С другой стороны, есть ФЗ «О санитарно-эпидемиологическом благополучии населения», который дает властям, в том числе городским, широкие и весьма неопределенные полномочия по введению карантина и других защитных мероприятий, причем даже в том случае, если сам режим «карантина» не активирован. Если какая-то мера позволяет предупредить расползание эпидемии, власть вправе ее применить, и поди докажи, что ездить по двое в машине не опасно, а прогулка с ребенком не показывает дурной пример любителям шашлыков.
«Возможность ограничения права на передвижение предусмотрена различными законами, применительно к нашей ситуации: это Федеральный закон “О защите населения и территорий от чрезвычайных ситуаций природного и техногенного характера” от 21.12.1994 № 68-ФЗ и Федеральный закон “О санитарно-эпидемиологическом благополучии населения” от 30.03.1999 № 52-ФЗ. Согласно этим законам, власти могут ограничивать наши права с целью недопущения распространения инфекционного заболевания и возникновения ЧС, — рассказывает юрист международной юридической фирмы, магистр права Виолетта Королькова. — С этой точки зрения мне не совсем понятно желание населения ввести у нас режим ЧС, если элементарное передвижение вполне можно ограничить и в режиме повышенной готовности.
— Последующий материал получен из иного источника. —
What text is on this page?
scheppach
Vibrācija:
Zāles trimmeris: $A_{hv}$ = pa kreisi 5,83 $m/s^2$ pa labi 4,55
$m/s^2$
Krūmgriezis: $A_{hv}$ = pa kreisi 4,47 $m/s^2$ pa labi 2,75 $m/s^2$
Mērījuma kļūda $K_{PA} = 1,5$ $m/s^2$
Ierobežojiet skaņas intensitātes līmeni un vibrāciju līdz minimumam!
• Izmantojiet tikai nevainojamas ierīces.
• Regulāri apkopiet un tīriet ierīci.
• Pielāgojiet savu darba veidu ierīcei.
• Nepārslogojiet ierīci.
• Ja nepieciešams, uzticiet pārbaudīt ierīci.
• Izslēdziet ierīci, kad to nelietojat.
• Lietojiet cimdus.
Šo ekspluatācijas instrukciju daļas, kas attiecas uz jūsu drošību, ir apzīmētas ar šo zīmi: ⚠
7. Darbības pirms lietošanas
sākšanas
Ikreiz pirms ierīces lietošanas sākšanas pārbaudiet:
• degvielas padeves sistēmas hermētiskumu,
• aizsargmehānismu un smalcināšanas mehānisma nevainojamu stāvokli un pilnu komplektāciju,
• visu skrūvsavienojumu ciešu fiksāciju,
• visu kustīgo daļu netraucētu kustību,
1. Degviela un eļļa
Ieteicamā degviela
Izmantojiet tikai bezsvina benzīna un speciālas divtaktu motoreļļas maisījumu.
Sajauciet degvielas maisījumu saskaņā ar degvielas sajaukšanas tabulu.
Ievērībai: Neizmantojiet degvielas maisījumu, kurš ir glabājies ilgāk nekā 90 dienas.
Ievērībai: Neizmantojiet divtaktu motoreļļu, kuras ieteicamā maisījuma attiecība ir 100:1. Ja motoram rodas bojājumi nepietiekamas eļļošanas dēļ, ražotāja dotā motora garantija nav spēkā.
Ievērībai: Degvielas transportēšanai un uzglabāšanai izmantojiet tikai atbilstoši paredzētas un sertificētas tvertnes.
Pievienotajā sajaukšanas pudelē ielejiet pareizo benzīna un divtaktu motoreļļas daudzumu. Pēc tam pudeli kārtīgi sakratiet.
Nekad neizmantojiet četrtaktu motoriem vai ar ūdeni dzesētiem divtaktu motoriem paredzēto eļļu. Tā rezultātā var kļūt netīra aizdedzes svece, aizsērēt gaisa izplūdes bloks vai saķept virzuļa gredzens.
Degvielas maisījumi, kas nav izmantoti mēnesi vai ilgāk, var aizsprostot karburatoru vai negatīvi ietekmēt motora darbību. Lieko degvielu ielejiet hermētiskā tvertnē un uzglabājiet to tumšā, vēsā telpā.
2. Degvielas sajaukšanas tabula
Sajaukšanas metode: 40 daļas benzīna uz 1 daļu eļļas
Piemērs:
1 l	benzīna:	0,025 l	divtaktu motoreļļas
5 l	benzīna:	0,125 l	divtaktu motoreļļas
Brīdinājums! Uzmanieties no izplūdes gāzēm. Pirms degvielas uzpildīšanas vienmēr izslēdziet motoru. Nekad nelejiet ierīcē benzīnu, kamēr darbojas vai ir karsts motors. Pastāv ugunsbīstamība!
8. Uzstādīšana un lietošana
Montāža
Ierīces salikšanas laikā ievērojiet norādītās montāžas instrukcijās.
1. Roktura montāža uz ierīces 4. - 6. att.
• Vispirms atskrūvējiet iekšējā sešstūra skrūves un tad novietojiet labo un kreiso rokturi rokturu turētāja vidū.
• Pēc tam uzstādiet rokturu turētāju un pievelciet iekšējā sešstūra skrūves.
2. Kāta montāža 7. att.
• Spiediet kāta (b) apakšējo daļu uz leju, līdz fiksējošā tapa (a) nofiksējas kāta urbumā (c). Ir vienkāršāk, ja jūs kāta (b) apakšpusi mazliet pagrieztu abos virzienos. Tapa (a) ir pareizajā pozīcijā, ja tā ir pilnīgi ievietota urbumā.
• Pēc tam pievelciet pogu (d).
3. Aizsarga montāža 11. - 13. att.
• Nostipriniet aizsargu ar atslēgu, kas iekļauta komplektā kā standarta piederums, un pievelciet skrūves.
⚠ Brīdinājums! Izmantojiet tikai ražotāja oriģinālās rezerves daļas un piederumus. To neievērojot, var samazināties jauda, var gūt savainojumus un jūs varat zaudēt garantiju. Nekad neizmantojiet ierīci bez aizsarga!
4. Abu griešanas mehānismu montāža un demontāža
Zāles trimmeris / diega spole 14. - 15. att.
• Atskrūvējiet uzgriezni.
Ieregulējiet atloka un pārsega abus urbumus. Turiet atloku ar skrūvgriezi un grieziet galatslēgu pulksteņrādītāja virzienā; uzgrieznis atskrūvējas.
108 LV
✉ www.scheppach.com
Режим ЧС/ЧП — это огромная дискреция властей на ограничение наших прав. Зачем она нам? Грубо говоря, при желании власти вас могут выселить из вашей же квартиры, подселить инфицированных больных и прочее. Если кто-то думает, что в режим ЧС власти несут материальную ответственность перед гражданами, а в обычное время — нет, то это не так. Материальная ответственность лежит на власти в любой режиме, и вы можете воспользоваться этим правом в любой момент. Что касается компенсаций, то они могут быть выплачены как в режиме повышенной готовности, так и в режиме ЧС. И уж точно никто не говорит о каких-то существенных суммах, когда вам сразу выдадут мешок денег на безбедное существование в течение года».
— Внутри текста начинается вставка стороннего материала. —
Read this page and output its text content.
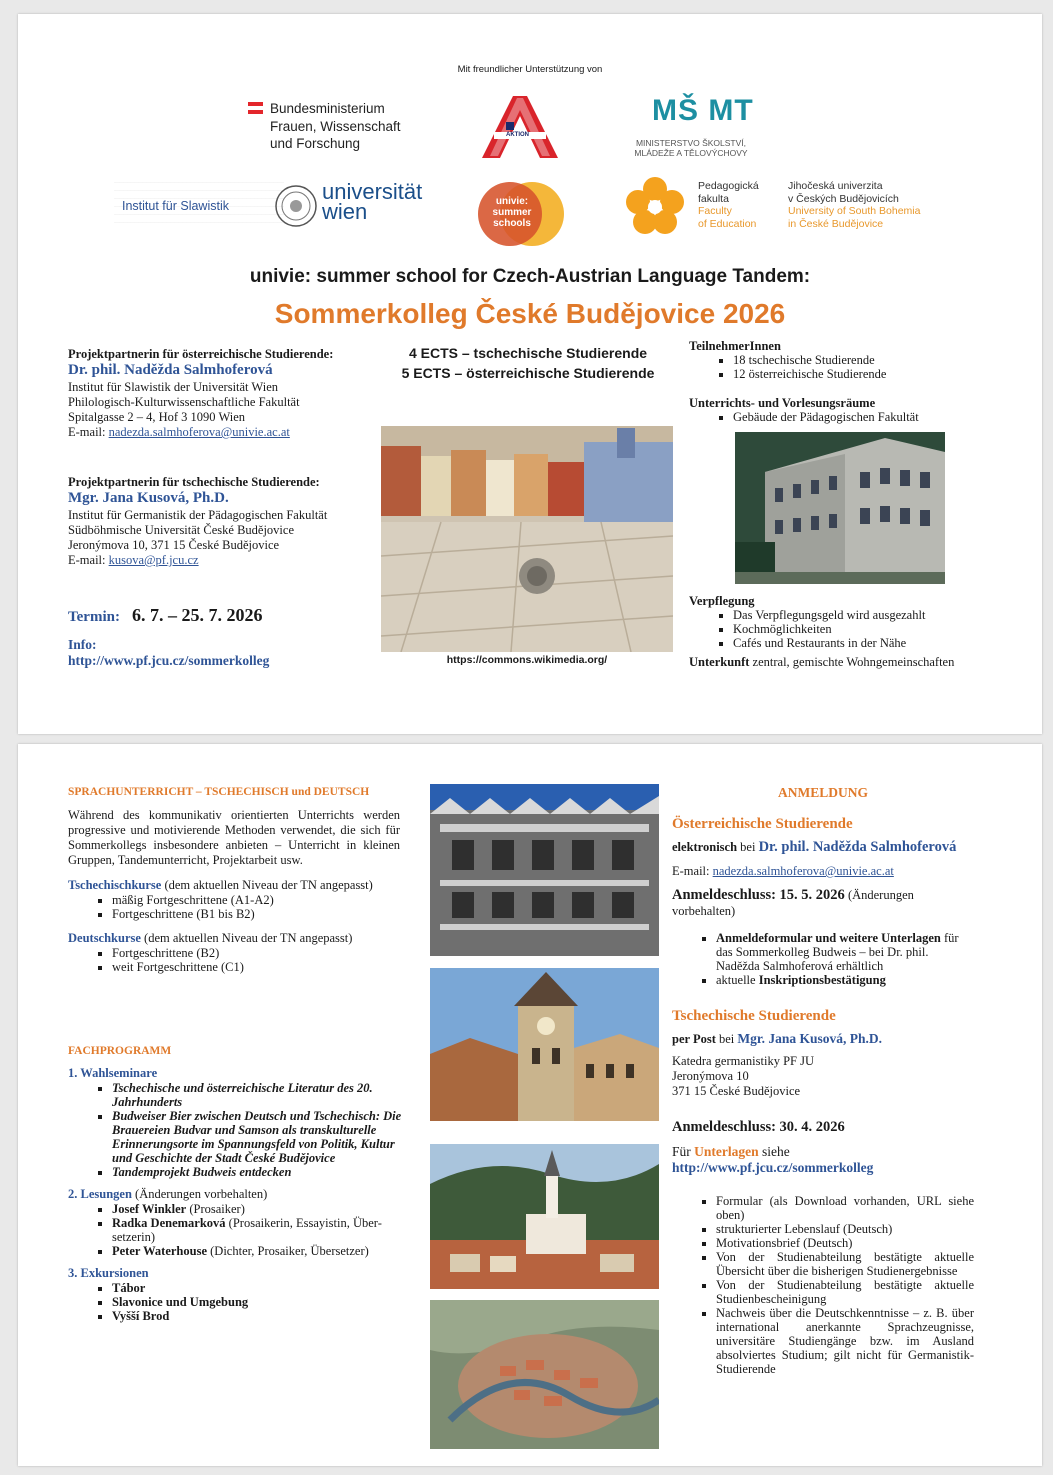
Mit freundlicher Unterstützung von
Bundesministerium
Frauen, Wissenschaft
und Forschung
AKTION
MŠ MT
MINISTERSTVO ŠKOLSTVÍ,
MLÁDEŽE A TĚLOVÝCHOVY
Institut für Slawistik
universität
wien	univie:
summer
schools
Pedagogická
fakulta
Faculty
of Education
Jihočeská univerzita
v Českých Budějovicích
University of South Bohemia
in České Budějovice
univie: summer school for Czech-Austrian Language Tandem:
Sommerkolleg České Budějovice 2026
4 ECTS – tschechische Studierende
5 ECTS – österreichische Studierende
Projektpartnerin für österreichische Studierende:
Dr. phil. Naděžda Salmhoferová
Institut für Slawistik der Universität Wien
Philologisch-Kulturwissenschaftliche Fakultät
Spitalgasse 2 – 4, Hof 3 1090 Wien
E-mail: nadezda.salmhoferova@univie.ac.at
Projektpartnerin für tschechische Studierende:
Mgr. Jana Kusová, Ph.D.
Institut für Germanistik der Pädagogischen Fakultät
Südböhmische Universität České Budějovice
Jeronýmova 10, 371 15 České Budějovice
E-mail: kusova@pf.jcu.cz
Termin: 6. 7. – 25. 7. 2026
Info:
http://www.pf.jcu.cz/sommerkolleg	https://commons.wikimedia.org/
TeilnehmerInnen
▪ 18 tschechische Studierende
▪ 12 österreichische Studierende
Unterrichts- und Vorlesungsräume
▪ Gebäude der Pädagogischen Fakultät
Verpflegung
▪ Das Verpflegungsgeld wird ausgezahlt
▪ Kochmöglichkeiten
▪ Cafés und Restaurants in der Nähe
Unterkunft zentral, gemischte Wohngemeinschaften
SPRACHUNTERRICHT – TSCHECHISCH und DEUTSCH
Während des kommunikativ orientierten Unterrichts werden progressive und motivierende Methoden verwendet, die sich für Sommerkollegs insbesondere anbieten – Unterricht in kleinen Gruppen, Tandemunterricht, Projektarbeit usw.
Tschechischkurse (dem aktuellen Niveau der TN angepasst)
▪ mäßig Fortgeschrittene (A1-A2)
▪ Fortgeschrittene (B1 bis B2)
Deutschkurse (dem aktuellen Niveau der TN angepasst)
▪ Fortgeschrittene (B2)
▪ weit Fortgeschrittene (C1)
FACHPROGRAMM
1. Wahlseminare
▪ Tschechische und österreichische Literatur des 20. Jahrhunderts
▪ Budweiser Bier zwischen Deutsch und Tschechisch: Die Brauereien Budvar und Samson als transkulturelle Erinnerungsorte im Spannungsfeld von Politik, Kultur und Geschichte der Stadt České Budějovice
▪ Tandemprojekt Budweis entdecken
2. Lesungen (Änderungen vorbehalten)
▪ Josef Winkler (Prosaiker)
▪ Radka Denemarková (Prosaikerin, Essayistin, Über-setzerin)
▪ Peter Waterhouse (Dichter, Prosaiker, Übersetzer)
3. Exkursionen
▪ Tábor
▪ Slavonice und Umgebung
▪ Vyšší Brod
ANMELDUNG
Österreichische Studierende
elektronisch bei Dr. phil. Naděžda Salmhoferová
E-mail: nadezda.salmhoferova@univie.ac.at
Anmeldeschluss: 15. 5. 2026 (Änderungen vorbehalten)
▪ Anmeldeformular und weitere Unterlagen für das Sommerkolleg Budweis – bei Dr. phil. Naděžda Salmhoferová erhältlich
▪ aktuelle Inskriptionsbestätigung
Tschechische Studierende
per Post bei Mgr. Jana Kusová, Ph.D.
Katedra germanistiky PF JU
Jeronýmova 10
371 15 České Budějovice
Anmeldeschluss: 30. 4. 2026
Für Unterlagen siehe
http://www.pf.jcu.cz/sommerkolleg
▪ Formular (als Download vorhanden, URL siehe oben)
▪ strukturierter Lebenslauf (Deutsch)
▪ Motivationsbrief (Deutsch)
▪ Von der Studienabteilung bestätigte aktuelle Übersicht über die bisherigen Studienergebnisse
▪ Von der Studienabteilung bestätigte aktuelle Studienbescheinigung
▪ Nachweis über die Deutschkenntnisse – z. B. über international anerkannte Sprachzeugnisse, universitäre Studiengänge bzw. im Ausland absolviertes Studium; gilt nicht für Germanistik-Studierende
У экспертов возник заочный спор, считать ли QR-код легитимным документом. «QR-код для передвижения по Москве полностью соответствует действующему законодательству, — объясняет Павел Дуксин. — QR-код представляет собой цифровой пропуск, форма и юридический статус которого установлены указом мэра города Москвы от 11.04.2020 № 43-УМ. Понятие “документ” раскрывается в статье 1 Федерального закона от 29.12.1994 № 77-ФЗ “Об обязательном экземпляре документов”: материальный носитель с зафиксированной на нем в любой форме информацией в виде текста, звукозаписи, изображения и (или) их сочетания, который имеет реквизиты, позволяющие его идентифицировать, и предназначен для передачи во времени и в пространстве в целях общественного использования и хранения. Поскольку цифровой пропуск оформляется при предъявлении паспорта, то он является юридическим документом, с наличием (отсутствием) которого закон связывает возникновение прав и обязанностей у граждан и юридических лиц».
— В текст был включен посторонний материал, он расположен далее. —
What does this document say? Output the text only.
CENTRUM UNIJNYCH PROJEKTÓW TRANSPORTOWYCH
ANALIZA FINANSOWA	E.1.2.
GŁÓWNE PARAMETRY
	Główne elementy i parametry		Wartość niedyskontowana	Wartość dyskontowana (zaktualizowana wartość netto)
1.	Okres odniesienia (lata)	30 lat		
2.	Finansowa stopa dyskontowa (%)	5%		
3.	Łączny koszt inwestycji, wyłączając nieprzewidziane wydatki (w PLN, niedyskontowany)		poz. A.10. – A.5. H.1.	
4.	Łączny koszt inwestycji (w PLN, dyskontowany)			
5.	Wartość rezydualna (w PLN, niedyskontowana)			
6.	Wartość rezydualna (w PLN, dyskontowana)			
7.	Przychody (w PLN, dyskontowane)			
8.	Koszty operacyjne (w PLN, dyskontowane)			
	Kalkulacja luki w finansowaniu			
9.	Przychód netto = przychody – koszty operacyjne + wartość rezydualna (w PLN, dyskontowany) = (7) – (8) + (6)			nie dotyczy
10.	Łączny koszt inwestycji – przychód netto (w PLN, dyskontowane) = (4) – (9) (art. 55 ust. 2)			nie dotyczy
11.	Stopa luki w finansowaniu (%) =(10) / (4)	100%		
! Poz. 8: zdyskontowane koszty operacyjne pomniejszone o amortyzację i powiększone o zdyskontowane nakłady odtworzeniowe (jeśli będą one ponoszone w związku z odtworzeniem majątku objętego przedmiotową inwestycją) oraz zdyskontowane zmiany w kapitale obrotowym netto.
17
«С точки зрения положений Конституции QR-код — это ограничение права свободно передвигаться (статья 27), если используется транспорт, — возражает специалист по конституционному праву, доцент кафедры конституционного права имени Н. В. Витрука Российского государственного университета правосудия Ольга Кряжкова. — Конституция допускает введение ограничений свободы передвижения, но правомерными они будут только при соблюдении определенных правил (часть 3 статьи 55). Первое: у него должна быть основа в федеральном законе. Второе: оно должно быть необходимым для достижения конституционно значимых целей. В нашем случае оба пункта под большим вопросом. QR-коды введены московской властью в рамках объявленного ею же режима повышенной готовности, который, исходя из федеральных норм, не включает в себя ничего подобного. Действительно ли в условиях пандемии они необходимы, неясно, в особенности если учесть, что QR-коды касаются и поездок на личном автотранспорте».
Требует разрешения правоведов и вопрос с наказаниями за правонарушения, связанные с карантином. На местном уровне все необходимые новации в законы об административных правонарушениях были своевременно приняты, официально опубликованы и вступили в законную силу. Поэтому все наказания вместе с гигантскими штрафами легитимны. Некоторые суды, правда, вернули дела на пересмотр, однако чаще всего речь идет о процессуальных нарушениях при составлении протоколов. А вот несколько судов в Татарстане вынесли постановление об отмене дела, отметив, что «А. А. нарушил режим так называемой “самоизоляции”, которая не регламентируется Федеральным законодательством, в отсутствие официально объявленных чрезвычайного положения и ограничительных мероприятий (карантина)». Возможно, в перспективе потребуются уточнения Верховного суда по этим нормам.
Русь цифровая
Впрочем, многое говорит о том, что все эксперименты по контролю за гражданами времен коронавируса в ближайшем будущем обретут прочное правовое обоснование и легко войдут в жизнь не только москвичей, но и всех россиян. Вот несколько новаций последних дней, когда, казалось бы, все внимание бюрократии должно быть направлено на борьбу с заразой.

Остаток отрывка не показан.